Output details
34 - Art and Design: History, Practice and Theory
University of Plymouth
Concrete Firmament
The image sequence for this exhibition explored formal and psychological qualities of road tunnels, and links between spatial experience and the triggering of remembered experience with reference to Merleau Ponty’s concept of expanded space; spaces no longer perceived for themselves but extending the scope and radius of touch.
The images were produced during a three-month residency at the British School at Rome (2009/10) using as prompts video footage shot on Italian motorways during 2008. The film employed tunnels as a formal device to consider journeys between sites of spiritual/cultural importance (e.g. between San Vitale, Ravenna mosaics and Fra Angelico’s monastic cell frescoes in San Marco, Florence).

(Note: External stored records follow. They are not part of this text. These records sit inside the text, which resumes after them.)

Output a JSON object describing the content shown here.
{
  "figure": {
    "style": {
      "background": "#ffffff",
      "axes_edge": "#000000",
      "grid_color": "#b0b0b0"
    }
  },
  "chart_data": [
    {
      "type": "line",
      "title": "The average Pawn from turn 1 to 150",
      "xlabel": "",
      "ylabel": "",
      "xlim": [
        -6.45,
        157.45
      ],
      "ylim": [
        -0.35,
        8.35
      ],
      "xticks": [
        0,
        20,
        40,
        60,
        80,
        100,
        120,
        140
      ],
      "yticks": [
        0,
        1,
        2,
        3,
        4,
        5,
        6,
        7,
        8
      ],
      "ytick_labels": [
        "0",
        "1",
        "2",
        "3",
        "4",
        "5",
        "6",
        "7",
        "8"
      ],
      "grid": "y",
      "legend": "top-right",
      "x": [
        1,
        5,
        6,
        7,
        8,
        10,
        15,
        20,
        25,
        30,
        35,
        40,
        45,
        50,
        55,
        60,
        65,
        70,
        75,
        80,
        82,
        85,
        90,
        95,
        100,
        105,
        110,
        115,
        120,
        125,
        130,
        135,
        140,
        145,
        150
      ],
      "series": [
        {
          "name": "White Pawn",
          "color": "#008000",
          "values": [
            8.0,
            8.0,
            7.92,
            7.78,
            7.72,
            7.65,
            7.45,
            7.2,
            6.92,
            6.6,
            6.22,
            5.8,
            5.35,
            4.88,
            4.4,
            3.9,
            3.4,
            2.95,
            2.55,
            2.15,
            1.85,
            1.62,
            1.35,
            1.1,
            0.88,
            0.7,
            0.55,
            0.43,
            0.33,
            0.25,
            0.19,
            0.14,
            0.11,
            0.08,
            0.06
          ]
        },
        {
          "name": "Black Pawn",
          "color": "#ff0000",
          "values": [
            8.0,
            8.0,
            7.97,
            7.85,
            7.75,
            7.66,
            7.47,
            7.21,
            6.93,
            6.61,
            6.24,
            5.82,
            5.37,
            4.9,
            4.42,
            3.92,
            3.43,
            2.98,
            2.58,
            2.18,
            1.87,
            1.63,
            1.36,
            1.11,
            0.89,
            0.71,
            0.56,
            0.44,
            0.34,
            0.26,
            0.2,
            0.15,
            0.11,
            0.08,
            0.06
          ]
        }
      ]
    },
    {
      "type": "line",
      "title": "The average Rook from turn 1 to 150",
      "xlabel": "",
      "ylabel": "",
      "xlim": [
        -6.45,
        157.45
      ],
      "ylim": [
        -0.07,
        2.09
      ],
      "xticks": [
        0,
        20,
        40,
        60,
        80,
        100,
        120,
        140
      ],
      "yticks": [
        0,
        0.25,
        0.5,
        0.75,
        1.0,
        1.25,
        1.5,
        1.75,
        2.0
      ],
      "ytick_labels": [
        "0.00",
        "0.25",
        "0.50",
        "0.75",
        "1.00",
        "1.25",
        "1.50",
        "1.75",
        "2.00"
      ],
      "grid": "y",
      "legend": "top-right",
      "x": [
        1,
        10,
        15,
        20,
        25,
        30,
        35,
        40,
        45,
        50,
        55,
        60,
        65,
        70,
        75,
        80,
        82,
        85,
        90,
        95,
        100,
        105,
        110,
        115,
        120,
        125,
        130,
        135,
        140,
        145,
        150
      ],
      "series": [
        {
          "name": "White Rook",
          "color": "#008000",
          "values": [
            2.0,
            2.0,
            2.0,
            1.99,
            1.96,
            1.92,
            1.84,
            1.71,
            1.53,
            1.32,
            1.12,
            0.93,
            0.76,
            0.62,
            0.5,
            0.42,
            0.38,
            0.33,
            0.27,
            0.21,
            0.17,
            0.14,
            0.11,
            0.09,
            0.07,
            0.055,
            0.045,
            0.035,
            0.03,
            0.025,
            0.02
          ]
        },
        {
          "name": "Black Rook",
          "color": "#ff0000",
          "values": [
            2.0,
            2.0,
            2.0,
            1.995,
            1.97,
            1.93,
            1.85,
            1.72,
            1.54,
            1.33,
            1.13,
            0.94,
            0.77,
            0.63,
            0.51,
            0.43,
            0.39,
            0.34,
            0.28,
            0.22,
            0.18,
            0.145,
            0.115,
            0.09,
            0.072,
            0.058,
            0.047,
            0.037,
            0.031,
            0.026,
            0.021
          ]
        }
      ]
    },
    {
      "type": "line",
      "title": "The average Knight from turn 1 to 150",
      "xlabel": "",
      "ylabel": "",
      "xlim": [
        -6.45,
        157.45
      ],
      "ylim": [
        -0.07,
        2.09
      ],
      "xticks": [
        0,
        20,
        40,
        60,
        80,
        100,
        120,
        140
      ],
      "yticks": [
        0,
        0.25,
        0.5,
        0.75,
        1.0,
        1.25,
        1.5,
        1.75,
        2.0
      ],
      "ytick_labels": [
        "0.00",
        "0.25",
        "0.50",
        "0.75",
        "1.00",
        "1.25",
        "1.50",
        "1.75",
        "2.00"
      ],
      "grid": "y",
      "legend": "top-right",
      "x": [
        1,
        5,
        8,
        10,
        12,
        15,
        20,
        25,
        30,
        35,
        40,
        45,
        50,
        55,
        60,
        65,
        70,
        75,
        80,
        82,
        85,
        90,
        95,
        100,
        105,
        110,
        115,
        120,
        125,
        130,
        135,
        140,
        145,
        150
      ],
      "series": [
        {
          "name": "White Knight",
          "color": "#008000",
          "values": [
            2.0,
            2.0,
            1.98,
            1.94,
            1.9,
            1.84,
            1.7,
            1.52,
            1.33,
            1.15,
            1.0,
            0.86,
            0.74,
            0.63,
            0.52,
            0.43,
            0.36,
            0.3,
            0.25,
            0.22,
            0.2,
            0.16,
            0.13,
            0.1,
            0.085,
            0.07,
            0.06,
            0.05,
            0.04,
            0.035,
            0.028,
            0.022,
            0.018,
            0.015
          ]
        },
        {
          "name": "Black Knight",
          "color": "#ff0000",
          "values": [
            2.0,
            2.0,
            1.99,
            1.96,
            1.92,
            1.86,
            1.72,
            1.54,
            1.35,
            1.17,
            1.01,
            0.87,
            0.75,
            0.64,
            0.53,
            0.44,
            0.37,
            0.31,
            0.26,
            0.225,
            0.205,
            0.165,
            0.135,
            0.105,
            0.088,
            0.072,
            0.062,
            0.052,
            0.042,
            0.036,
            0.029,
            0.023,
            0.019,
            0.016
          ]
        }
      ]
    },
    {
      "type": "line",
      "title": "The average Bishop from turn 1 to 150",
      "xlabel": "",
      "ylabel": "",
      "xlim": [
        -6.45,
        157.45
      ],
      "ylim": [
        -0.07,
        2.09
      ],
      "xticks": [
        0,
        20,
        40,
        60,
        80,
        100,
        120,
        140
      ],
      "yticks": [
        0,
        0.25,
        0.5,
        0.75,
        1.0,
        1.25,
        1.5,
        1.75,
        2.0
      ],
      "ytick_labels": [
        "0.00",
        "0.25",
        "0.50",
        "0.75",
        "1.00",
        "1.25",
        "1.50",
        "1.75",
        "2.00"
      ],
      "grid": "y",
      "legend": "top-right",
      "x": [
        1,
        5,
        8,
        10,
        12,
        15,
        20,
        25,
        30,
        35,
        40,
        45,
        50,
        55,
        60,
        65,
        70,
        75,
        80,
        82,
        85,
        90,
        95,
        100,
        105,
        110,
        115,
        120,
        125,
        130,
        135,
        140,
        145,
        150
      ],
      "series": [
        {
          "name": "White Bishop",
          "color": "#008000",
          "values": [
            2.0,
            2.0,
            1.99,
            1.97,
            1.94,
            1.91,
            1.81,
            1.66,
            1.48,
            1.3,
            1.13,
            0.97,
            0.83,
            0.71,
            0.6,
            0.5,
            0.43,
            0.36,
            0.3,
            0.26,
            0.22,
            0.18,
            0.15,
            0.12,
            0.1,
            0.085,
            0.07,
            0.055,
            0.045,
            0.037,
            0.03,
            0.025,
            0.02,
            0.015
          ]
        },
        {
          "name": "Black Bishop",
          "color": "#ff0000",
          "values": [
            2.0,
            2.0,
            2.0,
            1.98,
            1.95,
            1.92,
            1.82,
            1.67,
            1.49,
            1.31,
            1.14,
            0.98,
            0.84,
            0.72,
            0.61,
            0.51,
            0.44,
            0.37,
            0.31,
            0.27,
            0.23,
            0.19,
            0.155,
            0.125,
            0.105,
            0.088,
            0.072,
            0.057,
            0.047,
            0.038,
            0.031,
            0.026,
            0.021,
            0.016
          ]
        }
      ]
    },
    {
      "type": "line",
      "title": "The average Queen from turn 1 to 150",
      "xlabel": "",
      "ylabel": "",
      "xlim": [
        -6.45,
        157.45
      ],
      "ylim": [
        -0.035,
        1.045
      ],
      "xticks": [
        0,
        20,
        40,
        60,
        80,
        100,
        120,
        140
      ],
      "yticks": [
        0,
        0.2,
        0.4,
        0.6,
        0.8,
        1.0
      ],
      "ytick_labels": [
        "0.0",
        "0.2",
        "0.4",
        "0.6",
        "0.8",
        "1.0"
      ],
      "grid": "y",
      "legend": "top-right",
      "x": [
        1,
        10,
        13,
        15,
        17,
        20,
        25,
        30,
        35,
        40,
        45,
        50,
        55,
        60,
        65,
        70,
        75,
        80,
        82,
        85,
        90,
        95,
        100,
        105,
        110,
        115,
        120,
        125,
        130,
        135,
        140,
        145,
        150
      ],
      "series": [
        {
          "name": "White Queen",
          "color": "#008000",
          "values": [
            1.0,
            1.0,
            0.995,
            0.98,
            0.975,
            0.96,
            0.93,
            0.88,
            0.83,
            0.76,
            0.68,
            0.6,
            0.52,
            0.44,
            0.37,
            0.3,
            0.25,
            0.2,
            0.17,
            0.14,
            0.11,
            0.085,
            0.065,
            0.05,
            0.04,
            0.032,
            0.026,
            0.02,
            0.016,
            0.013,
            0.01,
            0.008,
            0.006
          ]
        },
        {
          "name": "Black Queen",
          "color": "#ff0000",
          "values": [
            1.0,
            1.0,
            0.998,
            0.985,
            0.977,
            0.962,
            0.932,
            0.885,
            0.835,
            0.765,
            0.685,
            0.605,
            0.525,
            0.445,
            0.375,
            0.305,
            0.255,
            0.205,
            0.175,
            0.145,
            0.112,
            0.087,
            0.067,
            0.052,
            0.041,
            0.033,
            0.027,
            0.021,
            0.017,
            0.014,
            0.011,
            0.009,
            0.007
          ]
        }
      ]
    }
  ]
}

The research process involved transforming passing, illusory fragments into energised hallucinatory spaces, using a personalised medium and process developed over ten years. Specific tunnel spaces considered triggered memory, informed by Simonides ancient notion of ‘memory palace’, in which memory is stored through use of particular environments. The work also reinterprets Freud’s notion that all tunnel-like spaces concern the vagina or womb, establishing additional connections to the cave, to museum culture, and to ecclesiastical space.
The sequence employed a methodological shift – figurative transcriptions of still frames from film sequences were subjected to excessive chemical dissolution and further improvisation – to juxtapose photographic, cinematic, and painterly elements, and to fuse unrelated emotions, such as fear and nostalgia. An extremely thin layer of graphite was deployed throughout, to emphasise correspondence with film as ‘skin’, and as projection.